‘60 Mins’ big out
CBS denies new grope claim was a factor
Jeff Fager, the executive producer of “60 Minutes,” resigned Wednesday, just days after another woman accused him of sexual assault.
Both he and CBS said the allegations had nothing to do with his departure.
“We are fortunate to have incredibly talented journalists in place whom we know will continue to deliver our defining investigative work,” CBS News President David Rhodes said in a statement.
“This action today is not directly related to the allegations surfaced in press reports, which continue to be investigated independently. However, he violated company policy and it is our commitment to uphold those policies at every level. Joe Ianniello is in full support of this decision and the transition to come.”
Fager, who has spent more than 30 years at CBS, including time as the executive producer on the CBS Evening News and the first chairman of CBS News, said the network terminated his contract “because I sent a text message to one of our own CBS reporters demanding that she be fair in covering” a story.
“My language was harsh and, despite the fact that journalists receive harsh demands for fairness all the time, CBS did not like it,” he said. “One such note should not result in termination after 36 years, but it did.”
On “CBS Evening News” Wednesday night, national correspondent Jericka Duncan revealed the text Fager had sent her.
“If you repeat these false accusations without any of your own reporting to back them up, you will be responsible for harming me.
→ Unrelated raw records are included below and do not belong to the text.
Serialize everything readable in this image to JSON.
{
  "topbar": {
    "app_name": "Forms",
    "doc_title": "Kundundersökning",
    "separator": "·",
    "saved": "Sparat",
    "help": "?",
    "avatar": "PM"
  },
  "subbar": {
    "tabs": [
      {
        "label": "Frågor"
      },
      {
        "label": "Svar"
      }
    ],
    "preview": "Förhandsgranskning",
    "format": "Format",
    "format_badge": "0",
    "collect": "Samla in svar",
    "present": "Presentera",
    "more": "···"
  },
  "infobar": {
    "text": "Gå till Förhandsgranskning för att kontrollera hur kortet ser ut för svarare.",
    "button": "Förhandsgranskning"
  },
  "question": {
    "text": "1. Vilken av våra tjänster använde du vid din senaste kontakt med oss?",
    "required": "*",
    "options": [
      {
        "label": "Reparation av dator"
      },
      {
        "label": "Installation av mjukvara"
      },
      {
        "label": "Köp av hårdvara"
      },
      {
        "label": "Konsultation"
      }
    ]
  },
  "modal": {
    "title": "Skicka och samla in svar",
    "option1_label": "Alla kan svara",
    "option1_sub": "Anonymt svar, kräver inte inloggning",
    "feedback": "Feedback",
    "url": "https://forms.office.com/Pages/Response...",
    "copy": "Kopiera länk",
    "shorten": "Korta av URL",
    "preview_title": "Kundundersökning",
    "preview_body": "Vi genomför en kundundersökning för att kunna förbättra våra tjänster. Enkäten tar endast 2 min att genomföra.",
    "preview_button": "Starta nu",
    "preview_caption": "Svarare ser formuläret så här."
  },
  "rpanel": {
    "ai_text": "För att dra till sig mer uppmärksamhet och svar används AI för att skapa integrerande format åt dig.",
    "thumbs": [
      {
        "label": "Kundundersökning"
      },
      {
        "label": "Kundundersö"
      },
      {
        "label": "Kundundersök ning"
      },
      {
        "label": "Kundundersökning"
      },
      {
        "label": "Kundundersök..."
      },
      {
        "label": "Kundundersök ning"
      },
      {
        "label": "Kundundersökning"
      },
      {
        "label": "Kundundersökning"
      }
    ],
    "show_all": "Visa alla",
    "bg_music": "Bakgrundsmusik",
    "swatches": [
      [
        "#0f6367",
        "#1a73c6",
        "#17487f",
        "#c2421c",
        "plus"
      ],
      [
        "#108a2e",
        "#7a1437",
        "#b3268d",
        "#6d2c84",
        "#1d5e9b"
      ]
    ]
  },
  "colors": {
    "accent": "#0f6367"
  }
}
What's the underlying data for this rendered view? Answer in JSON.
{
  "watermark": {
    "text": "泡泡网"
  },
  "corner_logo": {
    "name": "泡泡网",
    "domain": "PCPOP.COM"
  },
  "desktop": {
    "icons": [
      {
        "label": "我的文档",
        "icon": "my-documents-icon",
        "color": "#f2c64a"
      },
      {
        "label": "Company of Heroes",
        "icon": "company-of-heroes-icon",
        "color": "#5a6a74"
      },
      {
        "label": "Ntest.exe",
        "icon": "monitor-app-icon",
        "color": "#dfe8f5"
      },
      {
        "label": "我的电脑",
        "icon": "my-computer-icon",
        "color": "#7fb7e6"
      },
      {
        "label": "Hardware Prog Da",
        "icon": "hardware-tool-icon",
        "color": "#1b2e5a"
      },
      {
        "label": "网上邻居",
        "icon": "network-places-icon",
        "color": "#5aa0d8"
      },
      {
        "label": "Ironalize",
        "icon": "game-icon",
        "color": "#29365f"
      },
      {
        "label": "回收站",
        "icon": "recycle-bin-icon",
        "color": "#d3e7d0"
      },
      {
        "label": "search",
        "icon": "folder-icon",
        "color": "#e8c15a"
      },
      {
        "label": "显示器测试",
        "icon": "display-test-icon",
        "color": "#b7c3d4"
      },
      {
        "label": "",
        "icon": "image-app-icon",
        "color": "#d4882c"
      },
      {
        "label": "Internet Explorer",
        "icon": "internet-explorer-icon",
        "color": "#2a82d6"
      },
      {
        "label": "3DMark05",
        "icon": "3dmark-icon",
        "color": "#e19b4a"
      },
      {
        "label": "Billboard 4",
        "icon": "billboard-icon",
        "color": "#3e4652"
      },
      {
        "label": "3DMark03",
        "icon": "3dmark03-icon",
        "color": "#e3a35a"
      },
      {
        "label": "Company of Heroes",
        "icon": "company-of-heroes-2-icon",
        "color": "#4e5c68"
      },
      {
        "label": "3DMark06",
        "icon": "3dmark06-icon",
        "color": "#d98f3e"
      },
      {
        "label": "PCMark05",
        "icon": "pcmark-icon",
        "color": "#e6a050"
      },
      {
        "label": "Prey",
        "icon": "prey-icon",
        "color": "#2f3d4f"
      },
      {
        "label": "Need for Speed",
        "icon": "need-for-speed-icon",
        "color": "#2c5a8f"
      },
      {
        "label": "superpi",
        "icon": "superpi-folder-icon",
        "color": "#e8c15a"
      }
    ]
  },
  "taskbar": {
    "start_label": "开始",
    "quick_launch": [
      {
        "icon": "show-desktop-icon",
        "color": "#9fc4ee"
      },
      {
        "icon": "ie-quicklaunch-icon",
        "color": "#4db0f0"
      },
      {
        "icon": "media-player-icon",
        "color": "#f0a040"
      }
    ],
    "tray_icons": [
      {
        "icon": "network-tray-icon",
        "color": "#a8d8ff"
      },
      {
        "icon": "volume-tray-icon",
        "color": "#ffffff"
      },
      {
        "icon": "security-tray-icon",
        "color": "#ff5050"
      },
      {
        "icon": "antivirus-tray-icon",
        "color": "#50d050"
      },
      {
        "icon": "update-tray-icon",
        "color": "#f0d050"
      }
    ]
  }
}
Be careful,” he wrote. “There are people who lost their jobs trying to harm me and if you pass on these damaging claims without your own reporting to back them up that will become a serious problem.”
In a recent New Yorker article, which focused on now-former CBS CEO Les Moonves’ alleged transgressions, ex-CBS intern Sarah Johansen claimed that Fager groped her at a work party in the late 2000s.
“When he grabbed my ass, it was just, like, ‘Welcome to ‘60 Minutes.’ You’re one of us now,’” she said.
In August, an initial six former employees accused him of drunkenly touching them in “ways that made them uncomfortable.”
Nineteen employees also told The New Yorker that Fager allowed harassment to run rampant at CBS.
“It’s top-down, this culture of older men who have all this power and you are nothing,” a veteran producer said. “The company is shielding lots of bad behavior.”